Nike, UnitedHealth Group Inc., Visa Inc., Home Depot and Intel have paced gains during the gauge's run to 18,000 in the second half of the year, with each rallying more than 20% from July 3. Caterpillar Inc., International Business Machines Corp. and Chevron Corp. have been the worst performers, with slumps of more than 13% in that period.
The rally that put the Dow over 18,000 came after it retreated 5% from a record on Dec. 5 as oil extended losses this year to more than 40%, raising concern that economies from Russia to Venezuela may fall into recessions. The ruble tumbled to a record low versus the dollar even as the nation's central bank introduced stimulus.
DOW VIX
During the selloff, traders snatched up options tracking the Dow average. The Dow VIX jumped 79% in seven trading days to 21.48 on Dec. 16. It then fell 34% in the next five days as the blue-chip stocks gauge raced past 18,000.
Stocks took off after the Fed said it will be patient on the timing of a rate increase even as U.S. growth shows signs of accelerating.
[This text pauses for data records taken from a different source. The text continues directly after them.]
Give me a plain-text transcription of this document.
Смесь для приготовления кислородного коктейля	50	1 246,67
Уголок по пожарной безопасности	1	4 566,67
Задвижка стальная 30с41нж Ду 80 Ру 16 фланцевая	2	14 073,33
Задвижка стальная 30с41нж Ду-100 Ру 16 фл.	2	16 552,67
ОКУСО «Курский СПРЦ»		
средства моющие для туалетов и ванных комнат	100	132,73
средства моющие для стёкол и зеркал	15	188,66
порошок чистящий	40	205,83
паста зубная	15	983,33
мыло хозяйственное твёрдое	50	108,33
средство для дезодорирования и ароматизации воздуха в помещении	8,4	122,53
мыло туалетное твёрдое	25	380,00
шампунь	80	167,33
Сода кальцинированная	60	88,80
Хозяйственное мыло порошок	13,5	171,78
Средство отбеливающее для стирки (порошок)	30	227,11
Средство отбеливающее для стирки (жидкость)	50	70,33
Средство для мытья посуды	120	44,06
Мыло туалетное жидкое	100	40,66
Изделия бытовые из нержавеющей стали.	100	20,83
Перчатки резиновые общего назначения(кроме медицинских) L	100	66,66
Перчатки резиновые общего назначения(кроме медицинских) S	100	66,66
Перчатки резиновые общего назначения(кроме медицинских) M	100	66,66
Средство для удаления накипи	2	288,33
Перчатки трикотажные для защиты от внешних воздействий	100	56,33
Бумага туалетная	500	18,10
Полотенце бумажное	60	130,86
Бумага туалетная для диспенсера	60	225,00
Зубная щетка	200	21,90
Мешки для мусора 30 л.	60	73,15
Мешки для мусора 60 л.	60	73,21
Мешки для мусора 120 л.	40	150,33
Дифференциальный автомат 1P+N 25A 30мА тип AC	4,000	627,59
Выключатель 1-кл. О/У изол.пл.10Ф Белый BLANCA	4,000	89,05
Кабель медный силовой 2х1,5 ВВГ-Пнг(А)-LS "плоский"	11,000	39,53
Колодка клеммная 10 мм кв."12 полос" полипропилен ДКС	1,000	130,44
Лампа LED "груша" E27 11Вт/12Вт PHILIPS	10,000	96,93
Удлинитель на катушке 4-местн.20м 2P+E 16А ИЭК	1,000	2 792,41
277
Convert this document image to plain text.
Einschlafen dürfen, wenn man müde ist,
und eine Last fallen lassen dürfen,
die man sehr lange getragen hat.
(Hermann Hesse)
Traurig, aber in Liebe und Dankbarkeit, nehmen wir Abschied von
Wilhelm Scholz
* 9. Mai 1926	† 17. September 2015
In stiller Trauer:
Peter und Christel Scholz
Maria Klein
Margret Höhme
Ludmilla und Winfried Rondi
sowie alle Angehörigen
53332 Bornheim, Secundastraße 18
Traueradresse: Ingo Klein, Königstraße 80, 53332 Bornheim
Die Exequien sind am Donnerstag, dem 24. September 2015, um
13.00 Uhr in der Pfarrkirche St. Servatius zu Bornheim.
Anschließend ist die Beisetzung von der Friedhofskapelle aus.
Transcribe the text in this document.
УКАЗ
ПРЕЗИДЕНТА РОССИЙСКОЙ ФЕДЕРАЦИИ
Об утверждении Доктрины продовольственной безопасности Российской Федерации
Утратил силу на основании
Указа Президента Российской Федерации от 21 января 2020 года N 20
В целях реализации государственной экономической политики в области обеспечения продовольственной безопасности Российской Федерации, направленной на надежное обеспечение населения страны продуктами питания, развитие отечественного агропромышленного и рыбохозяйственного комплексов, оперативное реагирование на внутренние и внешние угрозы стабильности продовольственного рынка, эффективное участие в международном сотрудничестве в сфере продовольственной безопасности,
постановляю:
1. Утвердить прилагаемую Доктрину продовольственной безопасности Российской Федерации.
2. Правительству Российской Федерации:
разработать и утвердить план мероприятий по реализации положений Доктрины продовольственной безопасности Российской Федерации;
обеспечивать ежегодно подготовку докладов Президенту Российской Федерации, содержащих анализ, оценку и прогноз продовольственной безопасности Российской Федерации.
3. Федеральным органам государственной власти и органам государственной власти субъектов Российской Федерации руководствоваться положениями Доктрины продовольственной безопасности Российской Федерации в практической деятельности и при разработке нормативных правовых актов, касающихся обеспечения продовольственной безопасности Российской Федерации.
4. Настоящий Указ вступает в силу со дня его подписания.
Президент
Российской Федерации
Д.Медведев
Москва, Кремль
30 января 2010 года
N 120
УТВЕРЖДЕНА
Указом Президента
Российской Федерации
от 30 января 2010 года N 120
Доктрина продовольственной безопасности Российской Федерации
Chair Janet Yellen said any spillover from the situation in Russia is likely to be small, while the central bank's policy statement didn't mention turmoil sparked by tumbling oil prices.
The Dow VIX slid 1.3% to 14.12 Tuesday, less than a point above its 12-month average of 13.23. The CBOE S&P 500 Volatility Index, a measure better known as the VIX, dropped 3% to 14.8.
“It was a big help that Yellen calmed nerves around the spillover of the drop in oil,” John Canally, a Boston-based economic strategist at LPL Financial Corp., which oversees $464.8 billion, said. “Since then it's been off to the races. This is a pretty solid end to a year that had a little more than normal volatility.”